Seeing the need to open up more areas for the recently established elk herd, RMEF helped purchase 74,000 acres of critical elk habitat north of Knoxville in 2002. The site, which became known as the North Cumberland Wildlife Management Area, is rich with elk that will benefit from newly improved forage thanks to a new RMEF initiative that is being backed by volunteer support. RMEF has continued its commitment to improving elk country within this popular area for elk viewing by trucking in tons of seed and fertilizer to benefit these herds.
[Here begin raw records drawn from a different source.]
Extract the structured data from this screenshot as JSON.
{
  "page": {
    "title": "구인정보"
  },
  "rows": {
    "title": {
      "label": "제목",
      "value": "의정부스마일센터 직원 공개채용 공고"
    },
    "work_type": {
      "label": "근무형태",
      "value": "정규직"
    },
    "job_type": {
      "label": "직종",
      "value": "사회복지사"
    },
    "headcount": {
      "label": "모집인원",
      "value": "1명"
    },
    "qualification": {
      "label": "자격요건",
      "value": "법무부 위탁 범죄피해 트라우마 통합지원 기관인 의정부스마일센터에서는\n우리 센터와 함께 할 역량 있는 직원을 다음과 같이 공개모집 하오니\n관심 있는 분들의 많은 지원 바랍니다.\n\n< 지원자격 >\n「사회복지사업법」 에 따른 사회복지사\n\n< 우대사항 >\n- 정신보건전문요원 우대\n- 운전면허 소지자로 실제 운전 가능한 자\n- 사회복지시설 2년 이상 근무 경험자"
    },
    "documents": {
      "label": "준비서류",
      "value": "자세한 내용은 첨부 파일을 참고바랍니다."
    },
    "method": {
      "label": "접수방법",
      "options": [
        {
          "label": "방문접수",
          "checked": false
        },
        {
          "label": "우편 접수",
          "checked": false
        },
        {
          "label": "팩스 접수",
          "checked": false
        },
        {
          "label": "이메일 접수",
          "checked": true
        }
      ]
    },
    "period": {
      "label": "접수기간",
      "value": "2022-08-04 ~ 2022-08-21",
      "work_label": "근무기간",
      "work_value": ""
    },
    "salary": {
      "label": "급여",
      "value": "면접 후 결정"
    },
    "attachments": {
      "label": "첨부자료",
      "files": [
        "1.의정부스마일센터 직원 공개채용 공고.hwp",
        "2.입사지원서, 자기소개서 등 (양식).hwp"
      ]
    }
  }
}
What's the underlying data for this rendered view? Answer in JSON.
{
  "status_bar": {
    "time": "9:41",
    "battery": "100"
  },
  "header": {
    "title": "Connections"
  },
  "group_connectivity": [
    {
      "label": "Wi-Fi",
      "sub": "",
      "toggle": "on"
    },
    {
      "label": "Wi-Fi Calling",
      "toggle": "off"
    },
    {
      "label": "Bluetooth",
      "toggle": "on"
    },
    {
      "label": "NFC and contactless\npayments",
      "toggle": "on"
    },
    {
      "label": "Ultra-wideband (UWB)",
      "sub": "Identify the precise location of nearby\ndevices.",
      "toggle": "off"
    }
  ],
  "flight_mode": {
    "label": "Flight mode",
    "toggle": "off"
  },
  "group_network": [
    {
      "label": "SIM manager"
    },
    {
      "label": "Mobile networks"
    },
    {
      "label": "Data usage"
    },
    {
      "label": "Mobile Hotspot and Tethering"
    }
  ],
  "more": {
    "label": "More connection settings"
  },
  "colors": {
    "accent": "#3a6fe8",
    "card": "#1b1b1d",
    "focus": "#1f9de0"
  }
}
To keep the newly planted oats, wheat, winter peas and clover producing bounties for years to come, RMEF volunteers will put in work. “The work doesn’t stop when the seed is planted,” says RMEF Regional Director Drew Parker. “RMEF volunteers will help maintain this forage by assisting with mowing, invasive weed treatment, and re-seeding, as necessary. Our phenomenal volunteers are eager to get in on the action to help maintain these spaces.” After working, volunteers can kick their feet up and watch the elk enjoy these spaces from the incredibly popular Hatfield Knob viewing tower.

Improving Access

No group of people rallies quite like enthusiastic Rocky Mountain Elk Foundation volunteers when it comes to improving elk habitat and passing on hunting heritage. In 2023, Tennessee’s chapters generated over $162,000 in net revenue to support the mission of the RMEF. These funds are then allocated to projects such as purchasing tracts of land, with the most recent example in the North Cumberland Wildlife Management Area. RMEF threw financial support behind other conservation partners to help purchase an 850-acre parcel (see photo above) that will improve public access in the state’s elk zone.